Mike Schmidt and Steve Carlton.
John Kruk and Darren Daulton.
Ryan Howard and Chase Utley.
For about 35 years of my life, these people have been as much a part of my life as family members. In some instances, they've probably been more.
While it's up to you whether that's a sad statement or not, the fact remains it's true.
Ever since I can remember the Phillies have been a part of my household - first as a kid at my parents and now as an adult with my own family.
From 10 years old until the present, my "wardrobe" has always included something with a red "P" on it.
The scrapbooks with clippings from the paper - which include game stories, injury reports and trades - are probably still in the closet of my old room.
And my bedroom currently is home to bobbleheads, baseball cards and programs.
Whenever I talk to my father, the topic of "What did you think of the game last night?" always comes up in the conversation. And my mother, who often reminisces about trips to Connie Mack Stadium, also follows the team closely.
Other Philly fans my age may or may not have similar tales to tell but they have experienced both good times and bad ones in their lifetime.
They can recall the glory days of 1976-78 when Danny Ozark guided the club to three straight division championships only to come up short in the playoffs.
They know exactly where they were when Tug McGraw struck out Willie Wilson in the 1980 World Series to give the team its first championship.
Despite trying to forget, they can remember the late 80s and the decade of the 90s. Except for that one glorious season in 1993, that 12-year span produced 11 losing campaigns.
Whether you're young or old, though, or somewhere in between all Phillies fans need to pause, take a breath and appreciate the present.
While there's no telling what state the team will be in 5-10 years down the road, it's probably a safe bet to conclude that these Phillies of the present are the best it's ever going to get.

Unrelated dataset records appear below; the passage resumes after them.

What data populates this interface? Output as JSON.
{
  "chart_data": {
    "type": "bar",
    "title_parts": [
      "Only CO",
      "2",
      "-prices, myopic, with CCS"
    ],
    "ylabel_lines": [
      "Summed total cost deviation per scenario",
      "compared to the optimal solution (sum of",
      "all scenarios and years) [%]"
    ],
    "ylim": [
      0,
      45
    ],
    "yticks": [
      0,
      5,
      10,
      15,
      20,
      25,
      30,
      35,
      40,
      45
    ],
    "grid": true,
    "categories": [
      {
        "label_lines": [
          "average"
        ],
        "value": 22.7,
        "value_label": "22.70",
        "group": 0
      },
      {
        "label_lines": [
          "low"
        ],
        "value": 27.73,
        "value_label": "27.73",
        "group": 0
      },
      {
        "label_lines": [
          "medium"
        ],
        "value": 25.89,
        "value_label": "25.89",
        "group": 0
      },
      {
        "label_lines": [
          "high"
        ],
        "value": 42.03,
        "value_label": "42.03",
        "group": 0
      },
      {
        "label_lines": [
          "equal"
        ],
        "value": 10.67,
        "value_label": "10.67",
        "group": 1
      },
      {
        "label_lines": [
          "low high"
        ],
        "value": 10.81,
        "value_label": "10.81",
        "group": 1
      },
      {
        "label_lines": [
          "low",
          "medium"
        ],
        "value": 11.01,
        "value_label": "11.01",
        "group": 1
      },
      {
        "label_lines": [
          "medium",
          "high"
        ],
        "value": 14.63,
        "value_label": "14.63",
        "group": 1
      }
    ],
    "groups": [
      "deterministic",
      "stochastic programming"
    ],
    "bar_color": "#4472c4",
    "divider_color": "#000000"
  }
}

Barring a collapse that would make 1964 look mild, the Fightins should clinch their fourth consecutive National League East title in the upcoming week. That's something the team has never done in its history.
The recent success, coupled with the beautiful new stadium they play in, has resulted in 120 straight sellouts - another unheard of figure for the team that sports the most losses in the history of baseball.
With arguably the best top of the rotation they've ever had in Roy Halladay, Cole Hamels and Roy Oswalt and an offense that gives opposing pitchers migrains, the Phils are again set up for a deep run into the postseason.
And if they can get back to the World Series, it would mark the first time an NL team has won three consecutive pennants since the Cardinals did it from 1942-44.
No matter what happens - a loss in the division series that would crush most Phillies fans or another championship that would culminate in another parade down Broad Street - this fan is just relishing the current time frame and all the success.
Years down the road, when the Victorinos and Lidges are retired and the drawn-out cries of Choooooch and Raaaauuuuul are but a memory, the chances of losing seasons will be a reality.
And during those times, we'll all look back on the late 2000s and the early 2010s and remember them as the best time period in Phillies history.